I didn’t watch much of the Olympics.  A big part of my inattention was I was sulking as a result of my poor Olympic Trials performance.  At the same time, I am having a really hard time watching track and field when doping is widespread and our governing bodies seem more interested in big stars and world records than holding cheaters accountable.  For example, the International Olympic Committee was given information about state sponsored doping in Russia in 2013.  The IOC decided to ignore that information, let a super corrupt Olympic Games occur in Sochi in 2014, and only dealt with that information in the past few months when it was forced by wider media attention.  Even when a training group is caught red-handed with banned substances, it’s athletes and coaches don’t seem to held accountable.

Even with my disillusionment, it was great seeing Americans kick so much butt in the distance events during these Olympics.  We had seven athletes medal in events ranging from the 800 to the marathon.  And it wasn’t just these superstars.  Many American made the finals and placed well.  This is usually unthinkable with Kenyans and Ethiopians historically winning most, if not all, the distance event medals.  So why where Americans able to place so well this year?  Is it because our training getting better?  Or do we just have an incredible group of athletes?  Or are we better at cheating?

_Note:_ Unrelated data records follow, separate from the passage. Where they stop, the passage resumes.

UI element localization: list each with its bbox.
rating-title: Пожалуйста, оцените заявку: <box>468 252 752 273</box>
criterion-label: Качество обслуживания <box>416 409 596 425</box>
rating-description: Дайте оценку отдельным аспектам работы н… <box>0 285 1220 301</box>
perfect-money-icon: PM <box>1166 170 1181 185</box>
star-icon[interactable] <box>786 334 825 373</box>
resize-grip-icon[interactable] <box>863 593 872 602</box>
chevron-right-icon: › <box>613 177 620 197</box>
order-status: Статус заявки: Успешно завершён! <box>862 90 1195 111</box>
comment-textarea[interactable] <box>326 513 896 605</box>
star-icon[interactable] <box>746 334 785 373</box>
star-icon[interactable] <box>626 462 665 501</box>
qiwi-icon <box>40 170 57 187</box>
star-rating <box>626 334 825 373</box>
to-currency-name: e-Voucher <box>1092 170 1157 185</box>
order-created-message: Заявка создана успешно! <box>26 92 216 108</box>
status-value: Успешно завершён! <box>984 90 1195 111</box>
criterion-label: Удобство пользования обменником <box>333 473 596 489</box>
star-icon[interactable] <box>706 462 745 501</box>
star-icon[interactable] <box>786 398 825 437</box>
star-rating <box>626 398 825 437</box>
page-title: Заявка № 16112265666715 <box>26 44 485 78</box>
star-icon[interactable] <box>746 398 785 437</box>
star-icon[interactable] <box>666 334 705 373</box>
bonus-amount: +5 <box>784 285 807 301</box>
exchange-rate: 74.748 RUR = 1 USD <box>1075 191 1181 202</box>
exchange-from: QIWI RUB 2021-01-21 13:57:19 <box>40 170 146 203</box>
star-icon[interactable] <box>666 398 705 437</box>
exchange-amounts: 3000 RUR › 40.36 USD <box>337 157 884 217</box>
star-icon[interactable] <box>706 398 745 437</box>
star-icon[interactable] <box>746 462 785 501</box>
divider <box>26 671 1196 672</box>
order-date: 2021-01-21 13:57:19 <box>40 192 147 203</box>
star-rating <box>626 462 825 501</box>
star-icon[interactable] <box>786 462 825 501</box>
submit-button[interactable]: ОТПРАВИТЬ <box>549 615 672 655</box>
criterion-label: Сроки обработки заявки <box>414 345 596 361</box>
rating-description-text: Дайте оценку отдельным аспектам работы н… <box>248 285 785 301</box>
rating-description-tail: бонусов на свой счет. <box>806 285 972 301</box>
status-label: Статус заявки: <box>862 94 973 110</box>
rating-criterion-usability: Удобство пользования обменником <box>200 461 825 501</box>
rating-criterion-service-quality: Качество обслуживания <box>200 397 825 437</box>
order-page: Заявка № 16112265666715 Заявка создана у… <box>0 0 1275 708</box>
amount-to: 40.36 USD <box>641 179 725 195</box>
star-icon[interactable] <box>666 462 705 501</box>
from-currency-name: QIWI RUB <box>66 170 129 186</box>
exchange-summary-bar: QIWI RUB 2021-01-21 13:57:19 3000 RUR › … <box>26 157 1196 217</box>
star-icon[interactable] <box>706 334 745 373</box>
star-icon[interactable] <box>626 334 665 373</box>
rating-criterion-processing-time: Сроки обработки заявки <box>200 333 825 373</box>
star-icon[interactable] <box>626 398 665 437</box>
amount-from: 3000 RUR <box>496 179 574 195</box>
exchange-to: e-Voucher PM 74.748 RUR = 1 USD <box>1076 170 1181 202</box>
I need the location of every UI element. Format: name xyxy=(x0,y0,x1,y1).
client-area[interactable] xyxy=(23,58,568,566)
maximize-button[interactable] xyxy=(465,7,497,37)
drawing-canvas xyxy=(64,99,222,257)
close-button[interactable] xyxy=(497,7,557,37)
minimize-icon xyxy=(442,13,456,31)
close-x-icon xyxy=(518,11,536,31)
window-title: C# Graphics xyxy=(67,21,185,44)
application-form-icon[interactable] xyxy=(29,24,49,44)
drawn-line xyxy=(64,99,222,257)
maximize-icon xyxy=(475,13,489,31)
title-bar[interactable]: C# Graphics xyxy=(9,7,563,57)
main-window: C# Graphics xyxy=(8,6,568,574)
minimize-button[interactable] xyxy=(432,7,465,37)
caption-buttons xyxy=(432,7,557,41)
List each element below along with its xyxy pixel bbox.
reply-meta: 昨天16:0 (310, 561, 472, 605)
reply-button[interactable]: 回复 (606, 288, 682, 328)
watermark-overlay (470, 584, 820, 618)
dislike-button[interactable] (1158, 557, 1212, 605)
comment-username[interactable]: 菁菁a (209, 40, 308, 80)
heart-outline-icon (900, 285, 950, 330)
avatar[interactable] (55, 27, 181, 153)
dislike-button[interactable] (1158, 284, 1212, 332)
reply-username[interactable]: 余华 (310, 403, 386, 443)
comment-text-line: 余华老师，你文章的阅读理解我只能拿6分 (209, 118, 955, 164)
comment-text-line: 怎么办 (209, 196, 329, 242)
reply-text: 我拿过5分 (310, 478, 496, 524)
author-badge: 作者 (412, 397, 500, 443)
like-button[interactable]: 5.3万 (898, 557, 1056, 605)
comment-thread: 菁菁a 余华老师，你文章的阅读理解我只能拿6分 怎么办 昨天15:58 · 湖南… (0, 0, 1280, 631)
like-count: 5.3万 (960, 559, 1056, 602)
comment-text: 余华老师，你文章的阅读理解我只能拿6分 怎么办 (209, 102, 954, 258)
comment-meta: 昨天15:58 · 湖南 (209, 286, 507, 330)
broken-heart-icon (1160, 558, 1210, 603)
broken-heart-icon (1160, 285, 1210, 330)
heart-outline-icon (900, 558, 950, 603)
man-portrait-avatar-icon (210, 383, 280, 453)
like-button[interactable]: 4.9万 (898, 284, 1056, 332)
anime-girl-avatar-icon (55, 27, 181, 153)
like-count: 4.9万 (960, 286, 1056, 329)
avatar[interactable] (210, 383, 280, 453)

Runners World argues that Americans did so well because of our environment .  According to Erin Strout, we won medals because as a group, USA track and field has: 1) figured out how to use altitude training; 2) changed the timing of our USA championships; and 3) better planning for logistical challenges.  This analysis is much too simplistic.

Yes, we have some logistics figured out, but I think a lot of credit goes to specific coaches (Schumacher and Wetmore, for example), an incredibly talented group of American athletes, and, in some cases, better doping methods.

On the other hand, I think almost all of our USA podium runners are clean, so I can truly celebrate their accomplishments.  Their success is even more incredible when they are certainly competing against some dirty runners.  Further, I think some of our clean runners will move up in placing when cheaters are discovered in the future (Molly Huddle and Jenny Simpson come to mind as athletes who will likely benefit from future doping discoveries).  I am grateful the three women in the steeplechase all seem to be extremely talented, clean athletes.  Nothing would be harder than watching an event when there is good evidence to think the athlete that beat you out is cheating.

Unfortunately, I think we did have quite a few distance athletes representing the United States who are cheating.  No, they may not have been caught, but Lance Armstrong’s cheating went undetected for years, even with frequent testing. And cheating has become even more difficult to detect as technology evolves.  Kenyan’s track manager asked for only for 12 hours notice for his athletes before testing, when he thought he had the opportunity to bribe a testing official at the Olympic games.

I am grateful to the many athletes who put their careers at risk to call out cheating, especially the Stepanovas, who had to flee Russia after exposing the state-wide doping.   The path to a doping-free sport is unclear to me, but athletes and coaches and a vital first step to put pressure on our governing bodies to enforce clean sport to the extent possible.